I know there have been times in my life when I’ve been guilty of accusing young people of acting “entitled” and not appreciating things. It struck me that this eloquent young man was anything but spoiled or unappreciative. He was very much aware of the opportunities he and his generation had been given, and was in fact, awed, humbled and even at a loss as to how we as citizens in this country can adequately express the debt of gratitude we owe to our veterans.
I won’t tell you his name right off the bat because he gradually revealed that in his speech, which is printed below:
“Good morning. My name is James. I’m 17, and I’ve been asked to speak about what Memorial Day means to young people. That’s all I’m going to tell you about myself, for now.
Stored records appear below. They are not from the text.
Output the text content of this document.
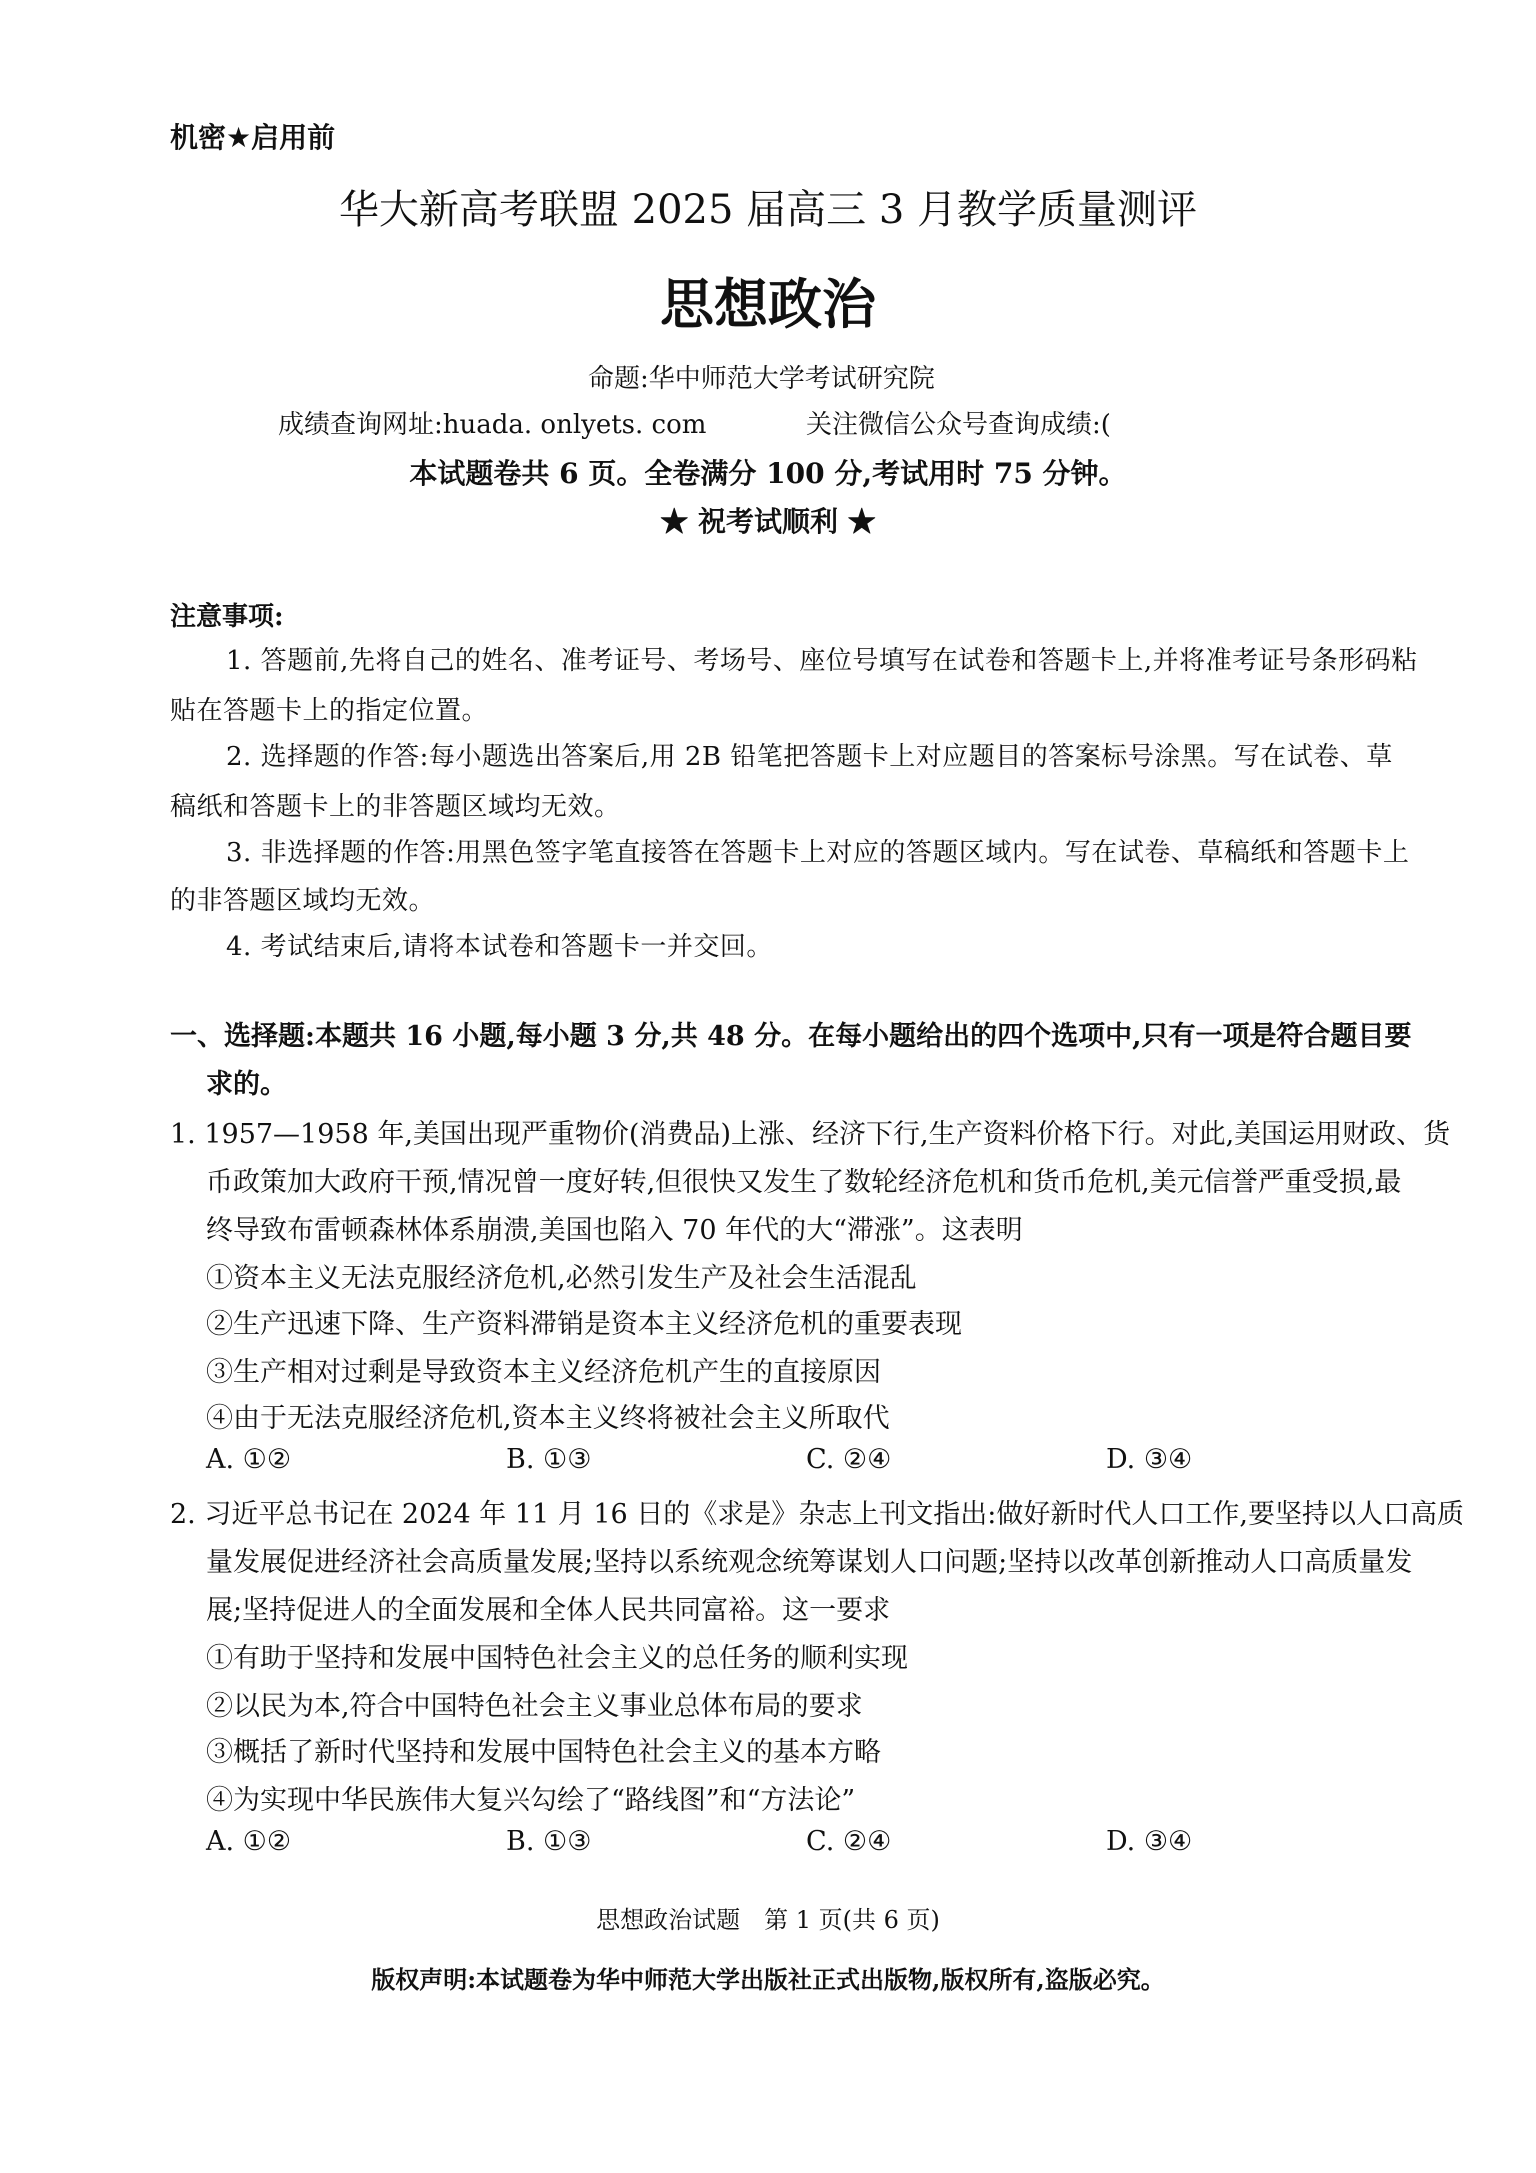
机密★启用前
华大新高考联盟 2025 届高三 3 月教学质量测评
思想政治
命题:华中师范大学考试研究院
成绩查询网址:huada. onlyets. com	关注微信公众号查询成绩:(
本试题卷共 6 页。全卷满分 100 分,考试用时 75 分钟。
★ 祝考试顺利 ★
注意事项:
1. 答题前,先将自己的姓名、准考证号、考场号、座位号填写在试卷和答题卡上,并将准考证号条形码粘
贴在答题卡上的指定位置。
2. 选择题的作答:每小题选出答案后,用 2B 铅笔把答题卡上对应题目的答案标号涂黑。写在试卷、草
稿纸和答题卡上的非答题区域均无效。
3. 非选择题的作答:用黑色签字笔直接答在答题卡上对应的答题区域内。写在试卷、草稿纸和答题卡上
的非答题区域均无效。
4. 考试结束后,请将本试卷和答题卡一并交回。
一、选择题:本题共 16 小题,每小题 3 分,共 48 分。在每小题给出的四个选项中,只有一项是符合题目要
求的。
1. 1957—1958 年,美国出现严重物价(消费品)上涨、经济下行,生产资料价格下行。对此,美国运用财政、货
币政策加大政府干预,情况曾一度好转,但很快又发生了数轮经济危机和货币危机,美元信誉严重受损,最
终导致布雷顿森林体系崩溃,美国也陷入 70 年代的大“滞涨”。这表明
①资本主义无法克服经济危机,必然引发生产及社会生活混乱
②生产迅速下降、生产资料滞销是资本主义经济危机的重要表现
③生产相对过剩是导致资本主义经济危机产生的直接原因
④由于无法克服经济危机,资本主义终将被社会主义所取代
A. ①②	B. ①③	C. ②④	D. ③④
2. 习近平总书记在 2024 年 11 月 16 日的《求是》杂志上刊文指出:做好新时代人口工作,要坚持以人口高质
量发展促进经济社会高质量发展;坚持以系统观念统筹谋划人口问题;坚持以改革创新推动人口高质量发
展;坚持促进人的全面发展和全体人民共同富裕。这一要求
①有助于坚持和发展中国特色社会主义的总任务的顺利实现
②以民为本,符合中国特色社会主义事业总体布局的要求
③概括了新时代坚持和发展中国特色社会主义的基本方略
④为实现中华民族伟大复兴勾绘了“路线图”和“方法论”
A. ①②	B. ①③	C. ②④	D. ③④
思想政治试题　第 1 页(共 6 页)
版权声明:本试题卷为华中师范大学出版社正式出版物,版权所有,盗版必究。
Now, what does Memorial Day mean to young people?
If you were to ask young people about that, they would probably use words like “sacrifice, thankfulness and gratitude,” which are all just big words that we can’t put any meaning behind. What I mean by that is, how can we as a generation possibly begin to comprehend the idea of being called upon by your government, to be shipped to a country you can’t confidently spell the name of, to a village you’ve never heard of before, surrounded by people you’ve never met?
What I’m saying is that we are a spoiled generation. We have no great war to fight, no draft, no saying goodbye, and no writing letters home to your mother. There is no reason for us as a generation to ever even consider the possibility that you may not be returning home again. So how could you possibly expect us to understand what it’s like to be an innocent victim of the monstrously inhumane tragedy that is war?